On Monday I laid out the case for platform monopolies: that they provide firms with incentives to create new products by allowing them to recoup their fixed costs. Yesterday I had two posts arguing that closed platforms can harm consumers by preventing gains to interoperability.
The question is, Is a platform monopoly an effective way to promote the creation of new devices? And is this benefit sufficient to outweigh the opportunity costs of reduced interoperability?
In considering these questions, it’s vital to distinguish between creating a device and creating a platform. Obviously, we want to create incentives for firms to produce more and better devices. But we don’t necessarily want firms to create new platforms. In fact, we only want firms to create new platforms to the extent necessary to enhance the functionality of new devices. If an existing platform will do the job as well, we should prefer the firm to use it, both because that saves the costs of developing the new platform, and because it permits gains to interoperability with compatible devices.
To illustrate this point, I want to offer a brief history of one of the world’s most successful platforms, the x86 computer chip architecture. I’ve discussed Intel’s x86 chip architecture (which powers almost all modern PCs) before as an example of beneficial reverse engineering. What I didn’t talk about explicitly was the role of network effects on the fortunes of the x86 architecture.
To put it bluntly, by any objective standard, the x86 architecture sucks. It was designed in the 1970s, and many of the design limitations built into the first chips are still hobbling today’s fastest CPUs. Predictions of the architecture’s imminent design have been common for two decades.
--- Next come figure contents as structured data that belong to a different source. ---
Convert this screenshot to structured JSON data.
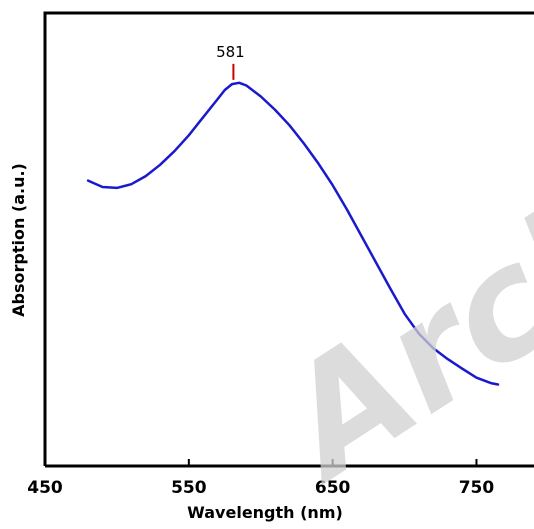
{
  "chart_data": {
    "type": "line",
    "title": "",
    "xlabel": "Wavelength (nm)",
    "ylabel": "Absorption (a.u.)",
    "xlim": [
      450,
      790
    ],
    "ylim": [
      0,
      1.0
    ],
    "xticks": [
      "450",
      "550",
      "650",
      "750"
    ],
    "xtick_values": [
      450,
      550,
      650,
      750
    ],
    "yticks_shown": false,
    "grid": false,
    "series": [
      {
        "color": "#1a1acc",
        "x": [
          480,
          490,
          500,
          510,
          520,
          530,
          540,
          550,
          560,
          570,
          575,
          580,
          585,
          590,
          600,
          610,
          620,
          630,
          640,
          650,
          660,
          670,
          680,
          690,
          700,
          710,
          720,
          730,
          740,
          750,
          760,
          765
        ],
        "y": [
          0.63,
          0.616,
          0.614,
          0.622,
          0.64,
          0.665,
          0.695,
          0.73,
          0.77,
          0.81,
          0.83,
          0.843,
          0.846,
          0.84,
          0.816,
          0.786,
          0.752,
          0.712,
          0.668,
          0.62,
          0.566,
          0.508,
          0.45,
          0.392,
          0.336,
          0.292,
          0.26,
          0.236,
          0.215,
          0.195,
          0.183,
          0.18
        ]
      }
    ],
    "annotations": [
      {
        "text": "581",
        "x": 581,
        "color": "#cc0000"
      }
    ],
    "watermark": "Archi"
  }
}
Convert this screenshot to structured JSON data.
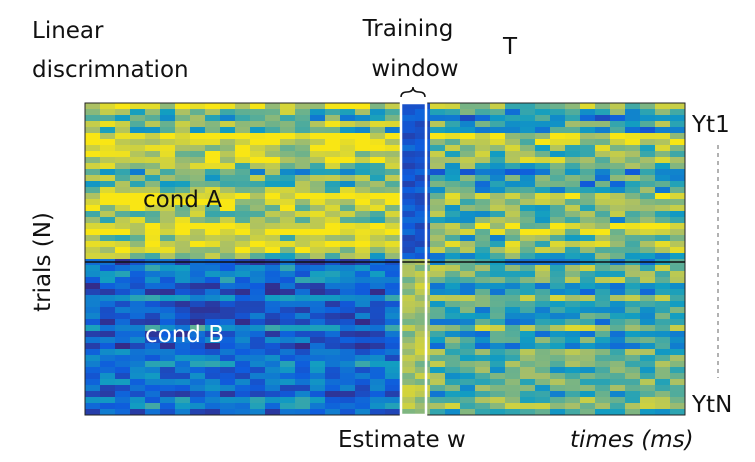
{
  "labels": {
    "method_line1": "Linear",
    "method_line2": "discrimnation",
    "window_line1": "Training",
    "window_line2": "window",
    "transpose": "T",
    "y_axis": "trials (N)",
    "cond_a": "cond A",
    "cond_b": "cond B",
    "first_output": "Yt1",
    "last_output": "YtN",
    "estimate": "Estimate w",
    "time_axis": "times (ms)"
  }
}
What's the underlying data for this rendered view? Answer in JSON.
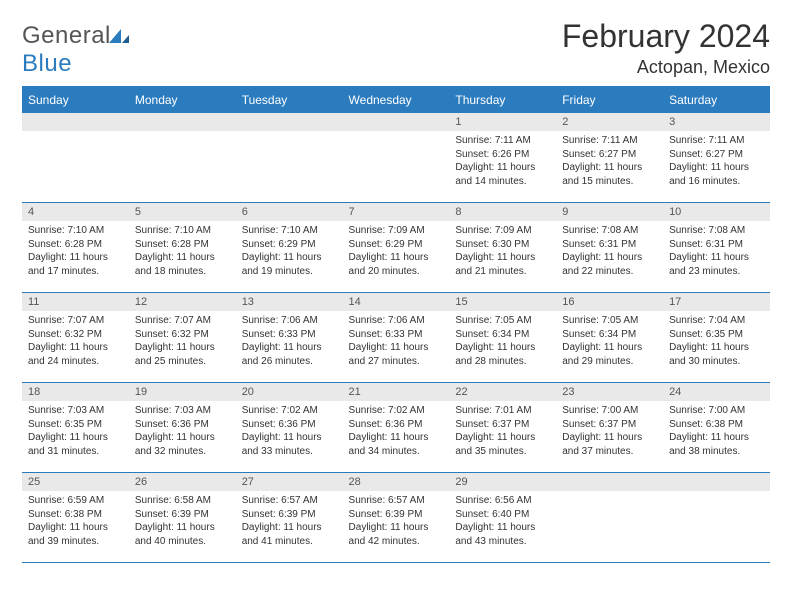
{
  "logo": {
    "textGray": "General",
    "textBlue": "Blue"
  },
  "title": "February 2024",
  "location": "Actopan, Mexico",
  "colors": {
    "headerBg": "#2b7bbf",
    "headerText": "#ffffff",
    "dayNumBg": "#e9e9e9",
    "bodyText": "#333333",
    "logoGray": "#555555",
    "logoBlue": "#2b7bbf",
    "pageBg": "#ffffff"
  },
  "dayNames": [
    "Sunday",
    "Monday",
    "Tuesday",
    "Wednesday",
    "Thursday",
    "Friday",
    "Saturday"
  ],
  "weeks": [
    [
      null,
      null,
      null,
      null,
      {
        "n": "1",
        "sr": "7:11 AM",
        "ss": "6:26 PM",
        "dl": "11 hours and 14 minutes."
      },
      {
        "n": "2",
        "sr": "7:11 AM",
        "ss": "6:27 PM",
        "dl": "11 hours and 15 minutes."
      },
      {
        "n": "3",
        "sr": "7:11 AM",
        "ss": "6:27 PM",
        "dl": "11 hours and 16 minutes."
      }
    ],
    [
      {
        "n": "4",
        "sr": "7:10 AM",
        "ss": "6:28 PM",
        "dl": "11 hours and 17 minutes."
      },
      {
        "n": "5",
        "sr": "7:10 AM",
        "ss": "6:28 PM",
        "dl": "11 hours and 18 minutes."
      },
      {
        "n": "6",
        "sr": "7:10 AM",
        "ss": "6:29 PM",
        "dl": "11 hours and 19 minutes."
      },
      {
        "n": "7",
        "sr": "7:09 AM",
        "ss": "6:29 PM",
        "dl": "11 hours and 20 minutes."
      },
      {
        "n": "8",
        "sr": "7:09 AM",
        "ss": "6:30 PM",
        "dl": "11 hours and 21 minutes."
      },
      {
        "n": "9",
        "sr": "7:08 AM",
        "ss": "6:31 PM",
        "dl": "11 hours and 22 minutes."
      },
      {
        "n": "10",
        "sr": "7:08 AM",
        "ss": "6:31 PM",
        "dl": "11 hours and 23 minutes."
      }
    ],
    [
      {
        "n": "11",
        "sr": "7:07 AM",
        "ss": "6:32 PM",
        "dl": "11 hours and 24 minutes."
      },
      {
        "n": "12",
        "sr": "7:07 AM",
        "ss": "6:32 PM",
        "dl": "11 hours and 25 minutes."
      },
      {
        "n": "13",
        "sr": "7:06 AM",
        "ss": "6:33 PM",
        "dl": "11 hours and 26 minutes."
      },
      {
        "n": "14",
        "sr": "7:06 AM",
        "ss": "6:33 PM",
        "dl": "11 hours and 27 minutes."
      },
      {
        "n": "15",
        "sr": "7:05 AM",
        "ss": "6:34 PM",
        "dl": "11 hours and 28 minutes."
      },
      {
        "n": "16",
        "sr": "7:05 AM",
        "ss": "6:34 PM",
        "dl": "11 hours and 29 minutes."
      },
      {
        "n": "17",
        "sr": "7:04 AM",
        "ss": "6:35 PM",
        "dl": "11 hours and 30 minutes."
      }
    ],
    [
      {
        "n": "18",
        "sr": "7:03 AM",
        "ss": "6:35 PM",
        "dl": "11 hours and 31 minutes."
      },
      {
        "n": "19",
        "sr": "7:03 AM",
        "ss": "6:36 PM",
        "dl": "11 hours and 32 minutes."
      },
      {
        "n": "20",
        "sr": "7:02 AM",
        "ss": "6:36 PM",
        "dl": "11 hours and 33 minutes."
      },
      {
        "n": "21",
        "sr": "7:02 AM",
        "ss": "6:36 PM",
        "dl": "11 hours and 34 minutes."
      },
      {
        "n": "22",
        "sr": "7:01 AM",
        "ss": "6:37 PM",
        "dl": "11 hours and 35 minutes."
      },
      {
        "n": "23",
        "sr": "7:00 AM",
        "ss": "6:37 PM",
        "dl": "11 hours and 37 minutes."
      },
      {
        "n": "24",
        "sr": "7:00 AM",
        "ss": "6:38 PM",
        "dl": "11 hours and 38 minutes."
      }
    ],
    [
      {
        "n": "25",
        "sr": "6:59 AM",
        "ss": "6:38 PM",
        "dl": "11 hours and 39 minutes."
      },
      {
        "n": "26",
        "sr": "6:58 AM",
        "ss": "6:39 PM",
        "dl": "11 hours and 40 minutes."
      },
      {
        "n": "27",
        "sr": "6:57 AM",
        "ss": "6:39 PM",
        "dl": "11 hours and 41 minutes."
      },
      {
        "n": "28",
        "sr": "6:57 AM",
        "ss": "6:39 PM",
        "dl": "11 hours and 42 minutes."
      },
      {
        "n": "29",
        "sr": "6:56 AM",
        "ss": "6:40 PM",
        "dl": "11 hours and 43 minutes."
      },
      null,
      null
    ]
  ],
  "labels": {
    "sunrise": "Sunrise:",
    "sunset": "Sunset:",
    "daylight": "Daylight:"
  }
}
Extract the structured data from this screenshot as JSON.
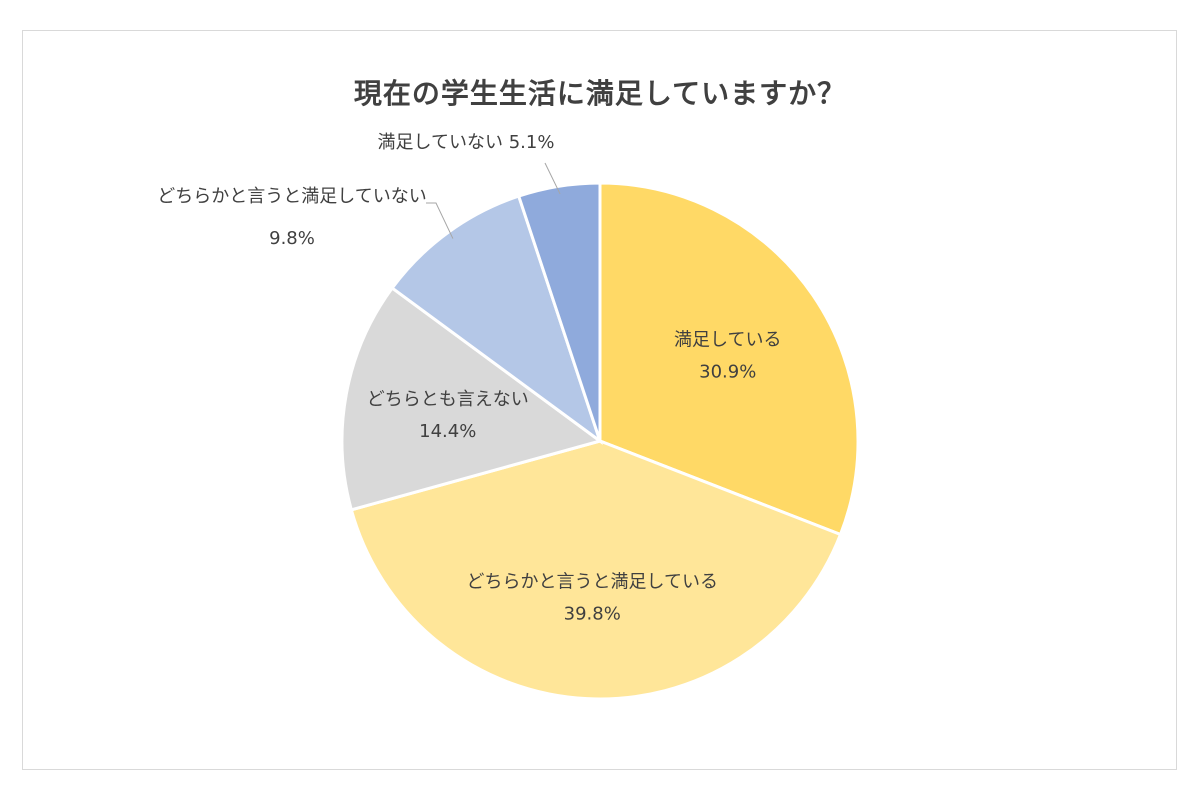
{
  "chart_data": {
    "type": "pie",
    "title": "現在の学生生活に満足していますか？",
    "start_angle_deg": 0,
    "direction": "clockwise",
    "slices": [
      {
        "label": "満足している",
        "value": 30.9,
        "display": "30.9%",
        "color": "#FFD966",
        "label_position": "inside"
      },
      {
        "label": "どちらかと言うと満足している",
        "value": 39.8,
        "display": "39.8%",
        "color": "#FFE699",
        "label_position": "inside"
      },
      {
        "label": "どちらとも言えない",
        "value": 14.4,
        "display": "14.4%",
        "color": "#D9D9D9",
        "label_position": "inside"
      },
      {
        "label": "どちらかと言うと満足していない",
        "value": 9.8,
        "display": "9.8%",
        "color": "#B4C7E7",
        "label_position": "outside"
      },
      {
        "label": "満足していない",
        "value": 5.1,
        "display": "5.1%",
        "color": "#8FAADC",
        "label_position": "outside"
      }
    ]
  }
}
In the early 1990s, it was widely believed that so-called RISC chips (such as the PowerPCs used in Macs between 1994 and 2006) would leave Intel’s chips in the dust. In the mid-1990s, even Intel thought the x86 architecture’s days were numbered, as they laid plans for a new processor architecture that became the comically ill-fated Itanic.
But x86 wouldn’t die. It turned out that by the mid-1990s, the network effects of the platform had given it unstoppable momentum. The size of the x86 market was so large that Intel and AMD could afford to simply throw more money at finding ever more elaborate ways of overcoming the platform’s limitations. Although RISC chips did often out-perform x86 chips in the mid-1990s, they just couldn’t compete on price, because they had far fewer customers over which to spread their R&D costs.
Over the last decade, x86 chips have gradually cannibalized the rest of the desktop and server chip business. Apple succumbed last year when it abandoned the PowerPC for Intel chips. Sun has begun selling servers based on x86 chips alongside its proprietary SPARC architecture for a couple of years now. Traditional PC makers like Dell have seen increasing success selling x86-based servers.
What this story demonstrates, I think, is that the technical details of the x86 architecture were almost completely irrelevant to its subsequent dominance of the desktop computer industry. Intel’s product didn’t conquer the world because they made spectacularly good design choices when they built the first x86 chips in the 1970s. Rather, they succeeded despite the handicaps of their architecture, thanks to some savvy business decisions, fantastic products, and enormous economies of scale.
Many firms, including IBM, HP, Toshiba, Motorola, DEC, Sun, and Intel themselves developed processor architectures that were technically superior in various respects to the x86 platform. The dominance of x86 certainly wasn’t due to a lack of worthy competitors. But the architecture itself appears to have been minor factor of the platform’s success.
I think this lesson applies to other technological architectures as well. The interfaces that define a platform tend not to be a major differentiator for device value. Generally speaking, the interfaces are far simpler than the products that implement them, and many of the details of the interface flow straightforwardly from the functionality required by the device. Once an interface is “good enough,” there’s little to be gained from investing additional resources in improving the interface.
All of which is to say, there’s very little to be gained from creating incentives to create new platforms, as such. If new platforms are needed to support new devices, firms will create them along with their devices. And once an adequate platform is created, it’s usually better to use the existing one that design a new one.
So our focus should be on incentives for the creation of new devices. If those are adequate, platforms will take care of themselves. Next I’ll consider if platform monopolies are a good way of encouraging the creation of devices.